The Federal Bureau of Investigation recently issued a warning about ACH and wire transfers being routed to China after discovering that millions of dollars were being lost in bogus transfers.
The scheme is aimed at U.S. small business accounts where the fraudsters are unleashing Zeus and other malware on unsuspecting commercial customers who unknowingly click on links and open attachments that expose them to fraud.
In a recent blog article by Tracy Kitten at BankInfoSecurity she mentions that fighting malware with authentication is a losing battle. Attacks like the one from China simply bypass authentication.
So are we fighting a losing battle? The rising figures for financial crime seem to imply she might be right. The UK National Fraud Authority, for example, recently put the loss to the UK economy from fraud at £38.4 billion. This is a staggering figure. This
represents fraud costing each adult member of the population an average of £765 per year!
Based on such figures, the industry now knows that traditional front-end detection tools, such as ID authentication, will no longer stop criminals from getting into the system and stealing money.
This is not the case with back-end detection technology, because, no matter which channel the fraudster uses, whether it is via the Internet or using ATMs, their criminal behavior will give them away. This is one of the key benefits of back-end transaction
monitoring solutions that provide behavioral profiling and pattern recognition detection techniques. It is also one of the reasons why even the regulators are recommending banks to analyze the activities of their customers to identify possible fraud. FFIEC
guidelines state this very clearly, “Financial institutions should rely on multiple layers of control to prevent fraud and safeguard customer information. Much of this control is not based directly upon authentication. For example, a financial institution
can analyze the activities of its customers to identify suspicious patterns.”

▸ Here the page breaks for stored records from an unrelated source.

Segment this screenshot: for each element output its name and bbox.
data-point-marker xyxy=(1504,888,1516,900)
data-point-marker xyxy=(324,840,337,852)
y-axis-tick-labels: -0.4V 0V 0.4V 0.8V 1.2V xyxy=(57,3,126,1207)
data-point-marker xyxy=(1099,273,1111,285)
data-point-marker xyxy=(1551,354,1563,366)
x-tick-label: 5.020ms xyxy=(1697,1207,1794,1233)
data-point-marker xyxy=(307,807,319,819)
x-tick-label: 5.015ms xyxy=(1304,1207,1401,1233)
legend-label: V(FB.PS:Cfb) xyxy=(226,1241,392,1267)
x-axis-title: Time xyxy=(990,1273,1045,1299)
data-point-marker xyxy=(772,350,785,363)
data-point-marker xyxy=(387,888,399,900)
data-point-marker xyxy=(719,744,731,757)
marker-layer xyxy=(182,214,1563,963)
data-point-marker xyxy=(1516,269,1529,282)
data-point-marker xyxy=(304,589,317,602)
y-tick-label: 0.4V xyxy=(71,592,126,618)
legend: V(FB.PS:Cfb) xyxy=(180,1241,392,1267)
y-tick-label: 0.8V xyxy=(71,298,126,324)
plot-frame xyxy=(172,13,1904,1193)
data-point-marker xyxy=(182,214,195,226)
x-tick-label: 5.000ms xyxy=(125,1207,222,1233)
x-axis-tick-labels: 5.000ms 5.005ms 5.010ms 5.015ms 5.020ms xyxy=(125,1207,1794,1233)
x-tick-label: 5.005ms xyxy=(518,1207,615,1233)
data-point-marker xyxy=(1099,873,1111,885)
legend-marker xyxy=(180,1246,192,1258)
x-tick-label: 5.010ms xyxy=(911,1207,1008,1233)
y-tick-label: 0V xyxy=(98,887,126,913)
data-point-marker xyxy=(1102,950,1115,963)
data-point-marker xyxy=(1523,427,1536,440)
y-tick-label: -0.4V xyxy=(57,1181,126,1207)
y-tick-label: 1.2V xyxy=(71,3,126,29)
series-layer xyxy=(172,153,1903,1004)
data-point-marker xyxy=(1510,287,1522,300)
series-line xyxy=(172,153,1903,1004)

So, if front-end detection tools like authentication act as a lock on the door, they also need a burglar alarm to give that all important warning of suspicious activity. This alarm must have a series of systems that analyses the data received, provides early
detection, investigates the suspicious activity conducted and quickly alerts the bank on whether or not to act on it.
While nobody is supposing that back-end detection tools will in themselves solve the rising figures of financial crime, it is clear from endorsements such as from the FFIEC that it is needed.
By combining front and back end detection methods, financial institutions can better align their detection activities with the way the modern day criminal perpetrates fraud across multiple channels, products and devices. With criminals finding new ways to
‘pick the locks’ of financial institutions, holistic technology is the way banks can best fight back and, most importantly, stay that one step ahead.